Visconti always liked to work from literary originals, which he would then adapt with varying degrees of freedom. Le notti bianche is a particularly successful example of the mixture of freedom and respect with which he and his scriptwriters approached their task. It takes its title and its basic plot from Fyodor Dostoyevsky’s 1848 short story. In both the story and the film, a lonely young man meets a lonely young woman. Mario (Marcello Mastroianni) is lonely for social reasons: he is a stranger and a newcomer to town. Natalia (Maria Schell) is lonely because she has always lived in isolation, even in the heart of the city, and her loneliness is intensified because she is in love with a man (Jean Marais) who may or may not ever return to her but who continues to occupy her life to the exclusion of any other possible relationship. Over a time span of four nights (late spring in the short story, winter in the film), Mario gets to know her, falls in love, and in the end loses her when the lover she has been waiting for returns as promised, after a year’s absence.

In turning the Dostoyevsky story into a film, Visconti got rid of the first-person narration and made the girl less of an innocent and, in fact, at times something of a hysteric and a tease.

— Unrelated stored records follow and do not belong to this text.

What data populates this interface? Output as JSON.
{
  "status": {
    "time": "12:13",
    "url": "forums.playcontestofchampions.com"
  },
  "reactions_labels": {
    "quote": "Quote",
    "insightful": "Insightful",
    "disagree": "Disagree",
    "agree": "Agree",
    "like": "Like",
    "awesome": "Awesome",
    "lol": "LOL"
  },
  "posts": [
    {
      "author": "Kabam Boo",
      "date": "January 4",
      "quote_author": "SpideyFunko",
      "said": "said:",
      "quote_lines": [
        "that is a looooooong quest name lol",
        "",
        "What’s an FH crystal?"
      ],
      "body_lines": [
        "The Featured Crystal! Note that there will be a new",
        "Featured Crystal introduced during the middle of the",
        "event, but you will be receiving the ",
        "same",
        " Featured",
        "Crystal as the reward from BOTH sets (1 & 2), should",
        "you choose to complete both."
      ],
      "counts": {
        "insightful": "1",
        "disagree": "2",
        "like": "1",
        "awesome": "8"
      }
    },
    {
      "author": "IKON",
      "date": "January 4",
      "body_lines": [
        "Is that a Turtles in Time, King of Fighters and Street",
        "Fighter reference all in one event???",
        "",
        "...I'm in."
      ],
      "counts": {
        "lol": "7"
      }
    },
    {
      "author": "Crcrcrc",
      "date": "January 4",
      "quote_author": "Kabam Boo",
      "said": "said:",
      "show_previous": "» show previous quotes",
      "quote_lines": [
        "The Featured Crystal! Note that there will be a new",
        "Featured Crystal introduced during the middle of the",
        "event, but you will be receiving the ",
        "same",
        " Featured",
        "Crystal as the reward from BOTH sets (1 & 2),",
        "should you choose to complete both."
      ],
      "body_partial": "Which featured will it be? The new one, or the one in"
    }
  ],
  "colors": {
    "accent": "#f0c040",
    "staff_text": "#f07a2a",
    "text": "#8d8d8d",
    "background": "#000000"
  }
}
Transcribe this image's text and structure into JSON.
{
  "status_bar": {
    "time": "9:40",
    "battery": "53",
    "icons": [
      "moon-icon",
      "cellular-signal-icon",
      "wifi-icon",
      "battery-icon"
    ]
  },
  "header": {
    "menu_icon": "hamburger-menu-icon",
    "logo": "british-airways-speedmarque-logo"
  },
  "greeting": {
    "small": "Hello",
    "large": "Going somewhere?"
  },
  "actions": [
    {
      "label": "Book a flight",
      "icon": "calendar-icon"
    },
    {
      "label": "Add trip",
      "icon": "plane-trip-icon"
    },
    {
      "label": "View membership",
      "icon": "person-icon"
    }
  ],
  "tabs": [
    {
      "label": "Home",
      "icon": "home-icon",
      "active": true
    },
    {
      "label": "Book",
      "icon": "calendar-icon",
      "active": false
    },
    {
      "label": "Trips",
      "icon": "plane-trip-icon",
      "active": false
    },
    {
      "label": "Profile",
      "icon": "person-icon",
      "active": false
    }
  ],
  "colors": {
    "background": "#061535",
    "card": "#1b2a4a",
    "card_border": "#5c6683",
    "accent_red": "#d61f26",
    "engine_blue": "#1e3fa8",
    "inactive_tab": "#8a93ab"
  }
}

In the course of these changes, he also made the ending sadder. In the story, the narrator is allowed a little coda, in which he thanks the girl for the moment of happiness she has brought him. In the film, the hero is left alone, befriending the same stray dog he met at the beginning, back at square one, with no sense that the love he briefly felt has transformed him in any way.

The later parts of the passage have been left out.